Pakistanis were never hostile or mad towards me and in contrast treated me like an honorable guest. Whenever I stayed with Pakistanis, they made sure that I have clean clothes, a warm place to sleep and enough food and drinks.

In Pakistan, strangers turn into friends quickly, as Pakistanis take hospitality and welcoming guests with open arms very seriously. The good treatment of guests is deeply integrated in their Islamic culture and many of the homes in Pakistan have a traditional “Hujra”, a room that is reserved only for guests to stay in, obviously free of charge. 

Completely in contrast to how the media portrays it, most Pakistanis are friendly towards foreigners and aim for the interaction with them. 

Especially young people seem to be culturally interested, as it happened multiple times to me, that Pakistanis asked me about philosophers or poets from my home country Germany (Goethe, Schiller, Nietzsche, Karl Marx, etc.). During such conversations, I realized that some of them were even better educated about my country’s cultural history than me!

I remember how I sometimes felt lost, struggling to find a mode of transportation or the address where I would meet a friend. Whenever Pakistanis saw me struggling, they offered their help and made sure that I “have a good time in Pakistan”.

The hospitality in Pakistan is something that I barely experienced before and did not expect at all. Pakistanis take care of their tourists as I’ve never experienced it before and do their best to make their guest’s stay as pleasant as possible.

Furthermore, Pakistanis are worried about the international image of Pakistan. Because of the conflict with neighboring India, a lot of propaganda against Pakistan gets published and spread in India. Whenever I told people in India that I am going to Pakistan, they warned that it’s a “dangerous terrorist country” and that I should think twice about going there. 

But also in the west, Pakistan is considered as a dangerous country that should be avoided. When Pakistan gets in the headlines of big western newspaper it is usually about terror attacks of the Taliban or drone strikes against terrorist cells in Pakistan.

 My family got really worried about me when I told them about my plan to visit Pakistan. “Are you crazy?! Pakistan is full of Taliban who will kidnap and kill you, Anton! Don’t go there!”, were the words of my mother. 

A quick research and some chats with hosts from Couchsurfing.com proved her worries wrong. Pakistan is completely safe in most areas nowadays and the police, as well as the military, supply foreigners with the best security possible. Almost every major road in the country has several roadblocks at which all vehicles get stopped and checked. Foreigners often have to register themselves at those stops and get offered free police escorts.

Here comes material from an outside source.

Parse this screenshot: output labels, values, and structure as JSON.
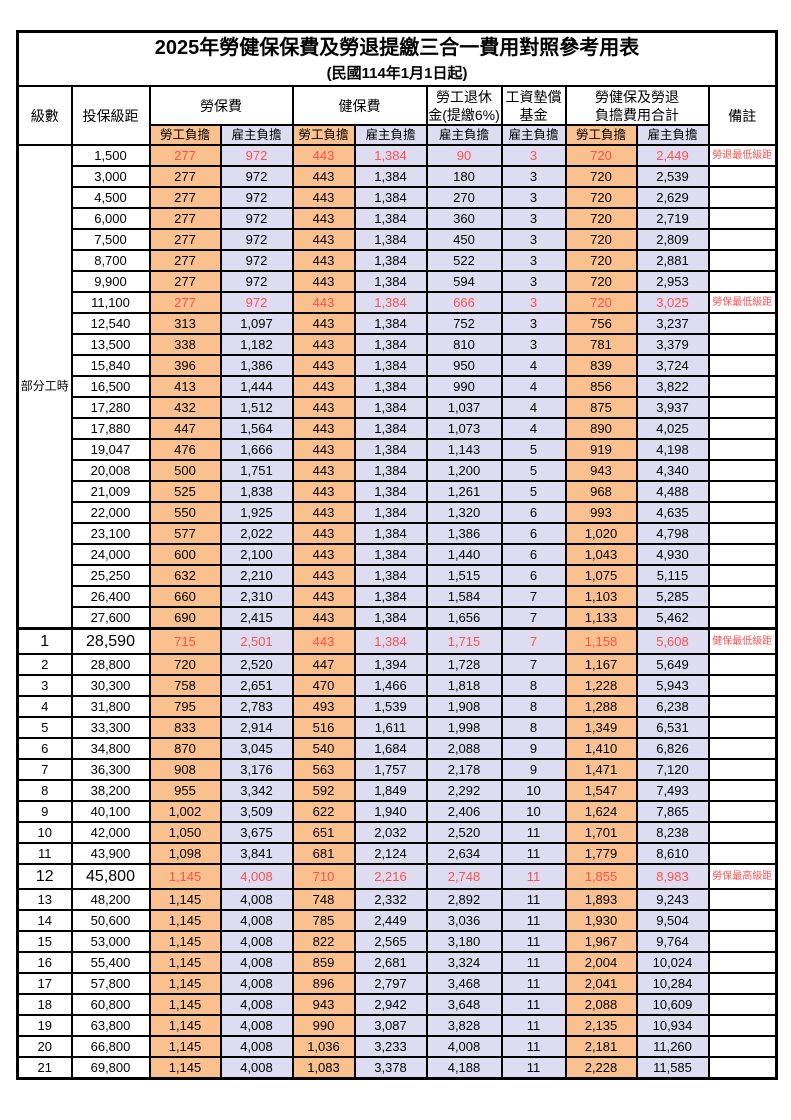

As the safety situation improves year by year, those police escorts are not needed anymore, except in high-risk areas like Balochistan.

Apart from the amazing hospitality of Pakistan’s people, the country’s beauty is stunning as well and Pakistan’s north offers endless possibilities for trekking, mountaineering and other adventures.

All in all, Pakistan welcomed me with open arms and is a great country to visit. Even though the country still has development problems or is struggling with extremists, it’s generally safe, especially for tourists.

Hopefully, the countries reputation of being “a shattered country home to terrorists”, will vanish and Pakistan’s media coverage will include it’s hospitable people, rich culture and stunning landscpaes.